Satellites are capable of capturing high-resolution videos. It makes vehicle perception from satellite become possible. Compared to street surveillance, drive recorder or other equipments, satellite videos provide a much broader city-scale view, so that the global dynamic scene of the traffic are captured and displayed. Traffic monitoring from satellite is a new task with great potential applications, including traffic jams prediction, path planning, vehicle dispatching, etc. Practically, limited by the resolution and view, the captured vehicles are very tiny (a few pixels) and move slowly. Worse still, these satellites are in Low Earth Orbit (LEO) to capture such high-resolution videos, so the background is also moving. Under this circumstance, traffic monitoring from the satellite view is an extremely challenging task. To attract more researchers into this field, we build a large-scale benchmark for traffic monitoring from satellite. It supports several tasks, including tiny object detection, counting and density estimation. The dataset is constructed based on 12 satellite videos and 14 synthetic videos recorded from GTA-V. They are separated into 408 video clips, which contain 7,336 real satellite images and 1,960 synthetic images. 128,801 vehicles are annotated totally, and the number of vehicles in each image varies from 0 to 101. Several classic and state-of-the-art approaches in traditional computer vision are evaluated on the datasets, so as to compare the performance of different approaches, analyze the challenges in this task, and discuss the future prospects.

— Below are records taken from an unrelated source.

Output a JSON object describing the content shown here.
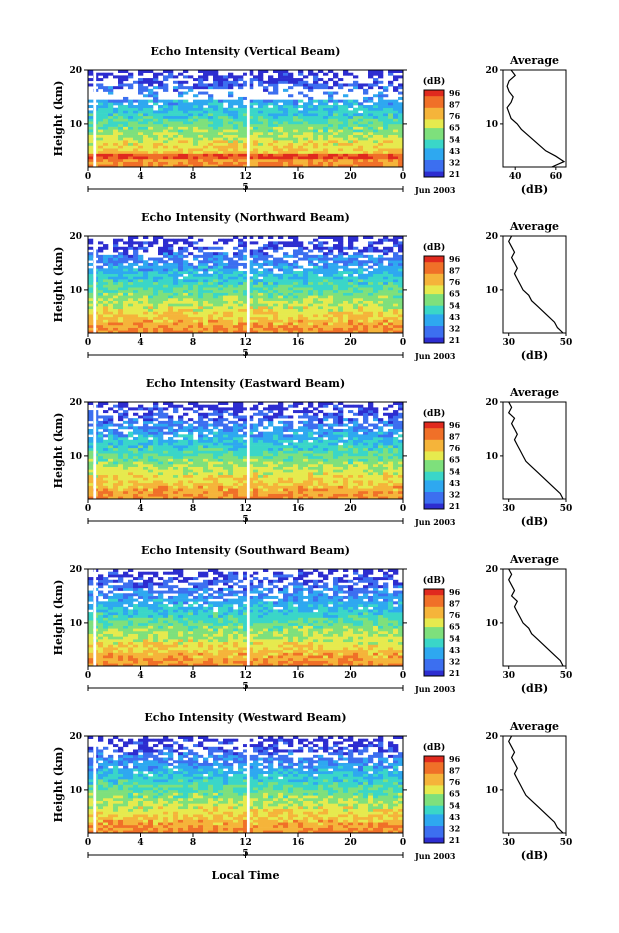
{
  "footer_label": "Local Time",
  "date_label": "Jun 2003",
  "main_ylabel": "Height (km)",
  "avg_title": "Average",
  "avg_xlabel": "(dB)",
  "colorbar_title": "(dB)",
  "colorbar_ticks": [
    "96",
    "87",
    "76",
    "65",
    "54",
    "43",
    "32",
    "21"
  ],
  "colors": {
    "scale": [
      "#2d2dd0",
      "#3c6ff0",
      "#2ea8f0",
      "#3ad6c8",
      "#7ee07c",
      "#e6ea4e",
      "#f5b43a",
      "#f07028",
      "#e02a1e"
    ]
  },
  "chart_data": [
    {
      "type": "heatmap",
      "title": "Echo Intensity (Vertical Beam)",
      "xlabel": "",
      "ylabel": "Height (km)",
      "xlim": [
        0,
        24
      ],
      "ylim": [
        2,
        20
      ],
      "x_ticks": [
        "0",
        "4",
        "8",
        "12",
        "16",
        "20",
        "0"
      ],
      "y_ticks": [
        "20",
        "10"
      ],
      "date_marker": "5",
      "colorbar": {
        "label": "(dB)",
        "range": [
          21,
          96
        ]
      },
      "profile": {
        "title": "Average",
        "xlabel": "(dB)",
        "xlim": [
          34,
          65
        ],
        "x_ticks": [
          "40",
          "60"
        ],
        "y_ticks": [
          "20",
          "10"
        ],
        "heights": [
          2,
          3,
          4,
          5,
          6,
          7,
          8,
          9,
          10,
          11,
          12,
          13,
          14,
          15,
          16,
          17,
          18,
          19,
          20
        ],
        "values": [
          58,
          64,
          60,
          55,
          52,
          49,
          46,
          43,
          41,
          38,
          37,
          36,
          38,
          39,
          37,
          36,
          37,
          40,
          38
        ]
      }
    },
    {
      "type": "heatmap",
      "title": "Echo Intensity (Northward Beam)",
      "xlabel": "",
      "ylabel": "Height (km)",
      "xlim": [
        0,
        24
      ],
      "ylim": [
        2,
        20
      ],
      "x_ticks": [
        "0",
        "4",
        "8",
        "12",
        "16",
        "20",
        "0"
      ],
      "y_ticks": [
        "20",
        "10"
      ],
      "date_marker": "5",
      "colorbar": {
        "label": "(dB)",
        "range": [
          21,
          96
        ]
      },
      "profile": {
        "title": "Average",
        "xlabel": "(dB)",
        "xlim": [
          28,
          50
        ],
        "x_ticks": [
          "30",
          "50"
        ],
        "y_ticks": [
          "20",
          "10"
        ],
        "heights": [
          2,
          3,
          4,
          5,
          6,
          7,
          8,
          9,
          10,
          11,
          12,
          13,
          14,
          15,
          16,
          17,
          18,
          19,
          20
        ],
        "values": [
          49,
          47,
          46,
          44,
          42,
          40,
          38,
          37,
          35,
          34,
          33,
          32,
          33,
          32,
          31,
          32,
          31,
          30,
          31
        ]
      }
    },
    {
      "type": "heatmap",
      "title": "Echo Intensity (Eastward Beam)",
      "xlabel": "",
      "ylabel": "Height (km)",
      "xlim": [
        0,
        24
      ],
      "ylim": [
        2,
        20
      ],
      "x_ticks": [
        "0",
        "4",
        "8",
        "12",
        "16",
        "20",
        "0"
      ],
      "y_ticks": [
        "20",
        "10"
      ],
      "date_marker": "5",
      "colorbar": {
        "label": "(dB)",
        "range": [
          21,
          96
        ]
      },
      "profile": {
        "title": "Average",
        "xlabel": "(dB)",
        "xlim": [
          28,
          50
        ],
        "x_ticks": [
          "30",
          "50"
        ],
        "y_ticks": [
          "20",
          "10"
        ],
        "heights": [
          2,
          3,
          4,
          5,
          6,
          7,
          8,
          9,
          10,
          11,
          12,
          13,
          14,
          15,
          16,
          17,
          18,
          19,
          20
        ],
        "values": [
          49,
          48,
          46,
          44,
          42,
          40,
          38,
          36,
          35,
          34,
          33,
          32,
          33,
          32,
          31,
          32,
          30,
          31,
          30
        ]
      }
    },
    {
      "type": "heatmap",
      "title": "Echo Intensity (Southward Beam)",
      "xlabel": "",
      "ylabel": "Height (km)",
      "xlim": [
        0,
        24
      ],
      "ylim": [
        2,
        20
      ],
      "x_ticks": [
        "0",
        "4",
        "8",
        "12",
        "16",
        "20",
        "0"
      ],
      "y_ticks": [
        "20",
        "10"
      ],
      "date_marker": "5",
      "colorbar": {
        "label": "(dB)",
        "range": [
          21,
          96
        ]
      },
      "profile": {
        "title": "Average",
        "xlabel": "(dB)",
        "xlim": [
          28,
          50
        ],
        "x_ticks": [
          "30",
          "50"
        ],
        "y_ticks": [
          "20",
          "10"
        ],
        "heights": [
          2,
          3,
          4,
          5,
          6,
          7,
          8,
          9,
          10,
          11,
          12,
          13,
          14,
          15,
          16,
          17,
          18,
          19,
          20
        ],
        "values": [
          49,
          48,
          46,
          44,
          42,
          40,
          38,
          37,
          35,
          34,
          33,
          32,
          33,
          31,
          32,
          31,
          30,
          31,
          30
        ]
      }
    },
    {
      "type": "heatmap",
      "title": "Echo Intensity (Westward Beam)",
      "xlabel": "Local Time",
      "ylabel": "Height (km)",
      "xlim": [
        0,
        24
      ],
      "ylim": [
        2,
        20
      ],
      "x_ticks": [
        "0",
        "4",
        "8",
        "12",
        "16",
        "20",
        "0"
      ],
      "y_ticks": [
        "20",
        "10"
      ],
      "date_marker": "5",
      "colorbar": {
        "label": "(dB)",
        "range": [
          21,
          96
        ]
      },
      "profile": {
        "title": "Average",
        "xlabel": "(dB)",
        "xlim": [
          28,
          50
        ],
        "x_ticks": [
          "30",
          "50"
        ],
        "y_ticks": [
          "20",
          "10"
        ],
        "heights": [
          2,
          3,
          4,
          5,
          6,
          7,
          8,
          9,
          10,
          11,
          12,
          13,
          14,
          15,
          16,
          17,
          18,
          19,
          20
        ],
        "values": [
          49,
          47,
          46,
          44,
          42,
          40,
          38,
          36,
          35,
          34,
          33,
          32,
          33,
          32,
          31,
          32,
          31,
          30,
          31
        ]
      }
    }
  ]
}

卫星能够拍摄高分辨率视频。这使得从卫星进行车辆感知成为可能。与街道监控、行车记录仪或其他设备相比,卫星视频提供了更广阔的城市尺度视野,从而能够捕捉并展示全球交通动态场景。卫星交通监测是一项具有巨大潜在应用价值的新任务,包括交通拥堵预测、路径规划、车辆调度等。实际上,受分辨率和视野限制,所拍摄的车辆非常小(只有几个像素)且移动缓慢。更糟糕的是,这些卫星处于低地球轨道(LEO)以拍摄此类高分辨率视频,所以背景也在移动。在这种情况下,从卫星视角进行交通监测是一项极具挑战性的任务。为了吸引更多研究人员进入该领域,我们构建了一个用于卫星交通监测的大规模基准。它支持多项任务,包括微小目标检测、计数和密度估计。该数据集基于12个卫星视频和从侠盗猎车手V(GTA-V)录制的14个合成视频构建而成。它们被分成408个视频片段,包含7336张真实卫星图像和1960张合成图像。总共标注了128801辆车,每张图像中的车辆数量从0到101不等。在这些数据集上评估了传统计算机视觉中的几种经典和先进方法,以便比较不同方法的性能,分析该任务中的挑战,并探讨未来前景。